16. (1) L’examen préalable, l’étude approfondie, la médiation ou l’examen par une commission d’un projet portent notamment sur les éléments suivants :

a) les effets environnementaux du projet, y compris ceux causés par les accidents ou défaillances pouvant en résulter, et les effets cumulatifs que sa réalisation, combinée à l’existence d’autres ouvrages ou à la réalisation d’autres projets ou activités, est susceptible de causer à l’environnement;

b) l’importance des effets visés à l’alinéa a);

c) les observations du public à cet égard, reçues conformément à la présente loi et aux règlements;

d) les mesures d’atténuation réalisables, sur les plans technique et économique, des effets environnementaux importants du projet;

e) tout autre élément utile à l’examen préalable, à l’étude approfondie, à la médiation ou à l’examen par une commission, notamment la nécessité du projet et ses solutions de rechange, — dont l’autorité responsable ou, sauf dans le cas d’un examen préalable, le ministre, après consultation de celle-ci, peut exiger la prise en compte.

 

(2) L’étude approfondie d’un projet et l’évaluation environnementale qui fait l’objet d’une médiation ou d’un examen par une commission portent également sur les éléments suivants :

a) les raisons d’être du projet;

b) les solutions de rechange réalisables sur les plans technique et économique, et leurs effets environnementaux;

c) la nécessité d’un programme de suivi du projet, ainsi que ses modalités;

d) la capacité des ressources renouvelables, risquant d’être touchées de façon importante par le projet, de répondre aux besoins du présent et à ceux des générations futures.

 

(3) L’évaluation de la portée des éléments visés aux alinéas (1)a), b) et d) et (2)b), c) et d) incombe :

a) à l’autorité responsable;

b) au ministre, après consultation de l’autorité responsable, lors de la détermination du mandat du médiateur ou de la commission d’examen.

 

(4) L’évaluation environnementale d’un projet n’a pas à porter sur les effets environnementaux que sa réalisation peut entraîner en réaction à des situations de crise nationale pour lesquelles des mesures d’intervention sont prises aux termes de la Loi sur les mesures d’urgence.

 

 

  • [231] Section 17 of the Act provides that a responsible authority may delegate part of the screening for a project, but may not render a decision until satisfied that the delegated task has been carried out:

17. (1) A responsible authority may delegate to any person, body or jurisdiction within the meaning of subsection 12(5) any part of the screening or comprehensive study of a project or the preparation of the screening report or comprehensive study report, and may delegate any part of the design and implementation of a follow-up program, but shall not delegate the duty to take a course of action pursuant to subsection 20(1) or 37(1).

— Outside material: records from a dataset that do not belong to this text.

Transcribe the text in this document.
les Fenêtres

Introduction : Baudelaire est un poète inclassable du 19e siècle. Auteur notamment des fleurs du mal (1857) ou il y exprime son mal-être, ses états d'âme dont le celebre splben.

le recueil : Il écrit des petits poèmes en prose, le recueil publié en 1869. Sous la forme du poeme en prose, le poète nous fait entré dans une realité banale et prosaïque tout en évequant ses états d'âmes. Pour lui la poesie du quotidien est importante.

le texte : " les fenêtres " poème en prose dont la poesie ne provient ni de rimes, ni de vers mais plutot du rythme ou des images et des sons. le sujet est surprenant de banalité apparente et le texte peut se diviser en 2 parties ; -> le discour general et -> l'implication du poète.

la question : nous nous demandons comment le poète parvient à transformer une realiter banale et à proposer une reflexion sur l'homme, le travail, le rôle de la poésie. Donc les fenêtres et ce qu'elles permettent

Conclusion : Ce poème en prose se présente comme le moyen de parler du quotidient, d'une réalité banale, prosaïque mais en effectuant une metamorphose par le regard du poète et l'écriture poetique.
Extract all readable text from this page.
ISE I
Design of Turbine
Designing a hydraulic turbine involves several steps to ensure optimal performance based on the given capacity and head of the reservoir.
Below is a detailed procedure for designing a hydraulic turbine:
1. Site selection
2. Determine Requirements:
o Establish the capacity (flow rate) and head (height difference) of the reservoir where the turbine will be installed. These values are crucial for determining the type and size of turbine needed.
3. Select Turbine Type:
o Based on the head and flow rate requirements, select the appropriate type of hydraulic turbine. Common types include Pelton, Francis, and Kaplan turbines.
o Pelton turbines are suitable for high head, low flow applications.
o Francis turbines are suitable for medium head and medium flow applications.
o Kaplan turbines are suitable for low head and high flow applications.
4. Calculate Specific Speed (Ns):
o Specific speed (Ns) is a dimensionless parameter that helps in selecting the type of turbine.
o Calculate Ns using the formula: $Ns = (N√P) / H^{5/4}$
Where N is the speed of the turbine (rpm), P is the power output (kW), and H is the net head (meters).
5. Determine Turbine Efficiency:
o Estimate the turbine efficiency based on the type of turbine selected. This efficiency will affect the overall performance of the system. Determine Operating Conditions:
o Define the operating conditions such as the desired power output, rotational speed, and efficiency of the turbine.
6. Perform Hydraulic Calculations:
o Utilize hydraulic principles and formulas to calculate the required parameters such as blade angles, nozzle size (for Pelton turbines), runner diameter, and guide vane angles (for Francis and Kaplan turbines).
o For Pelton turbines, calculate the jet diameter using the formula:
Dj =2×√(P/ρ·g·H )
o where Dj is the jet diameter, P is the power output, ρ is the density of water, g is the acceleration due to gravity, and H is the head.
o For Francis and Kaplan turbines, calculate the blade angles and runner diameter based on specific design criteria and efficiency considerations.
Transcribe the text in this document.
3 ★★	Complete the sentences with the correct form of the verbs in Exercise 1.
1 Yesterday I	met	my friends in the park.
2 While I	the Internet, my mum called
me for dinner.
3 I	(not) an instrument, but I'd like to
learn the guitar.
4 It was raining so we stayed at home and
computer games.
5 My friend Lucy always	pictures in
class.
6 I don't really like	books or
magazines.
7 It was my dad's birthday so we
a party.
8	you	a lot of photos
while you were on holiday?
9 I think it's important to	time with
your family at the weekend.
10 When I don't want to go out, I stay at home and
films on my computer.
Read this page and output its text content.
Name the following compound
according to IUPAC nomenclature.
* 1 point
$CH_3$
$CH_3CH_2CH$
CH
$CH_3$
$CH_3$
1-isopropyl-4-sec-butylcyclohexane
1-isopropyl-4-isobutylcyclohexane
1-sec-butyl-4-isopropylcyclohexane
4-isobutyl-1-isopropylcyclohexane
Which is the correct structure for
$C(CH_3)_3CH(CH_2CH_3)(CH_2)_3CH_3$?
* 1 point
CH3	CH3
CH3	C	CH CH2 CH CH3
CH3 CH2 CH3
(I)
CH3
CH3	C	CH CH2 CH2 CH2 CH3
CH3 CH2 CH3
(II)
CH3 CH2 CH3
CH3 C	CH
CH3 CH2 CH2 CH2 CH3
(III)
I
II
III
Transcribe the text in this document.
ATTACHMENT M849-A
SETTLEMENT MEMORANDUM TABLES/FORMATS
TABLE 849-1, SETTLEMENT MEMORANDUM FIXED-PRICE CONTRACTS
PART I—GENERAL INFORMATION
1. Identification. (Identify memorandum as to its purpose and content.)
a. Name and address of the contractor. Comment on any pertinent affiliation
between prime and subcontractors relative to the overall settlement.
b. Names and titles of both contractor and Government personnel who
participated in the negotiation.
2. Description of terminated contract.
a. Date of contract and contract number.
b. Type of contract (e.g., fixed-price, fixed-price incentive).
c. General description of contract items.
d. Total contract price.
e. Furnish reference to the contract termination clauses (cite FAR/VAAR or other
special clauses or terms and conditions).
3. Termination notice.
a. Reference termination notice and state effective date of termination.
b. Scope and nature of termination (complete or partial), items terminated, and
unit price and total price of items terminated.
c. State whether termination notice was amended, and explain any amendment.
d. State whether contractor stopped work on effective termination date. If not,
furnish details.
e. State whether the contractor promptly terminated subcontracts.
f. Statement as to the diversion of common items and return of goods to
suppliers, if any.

(2) For greater certainty, a responsible authority shall not take a course of action pursuant to subsection 20(1) or 37(1) unless it is satisfied that any duty or function delegated pursuant to subsection (1) has been carried out in accordance with this Act and the regulations.

 

17. (1) L’autorité responsable d’un projet peut déléguer à un organisme, une personne ou une instance, au sens du paragraphe 12(5), l’exécution de l’examen préalable ou de l’étude approfondie, ainsi que les rapports correspondants, et la conception et la mise en oeuvre d’un programme de suivi, à l’exclusion de toute prise de décision aux termes du paragraphe 20(1) ou 37(1).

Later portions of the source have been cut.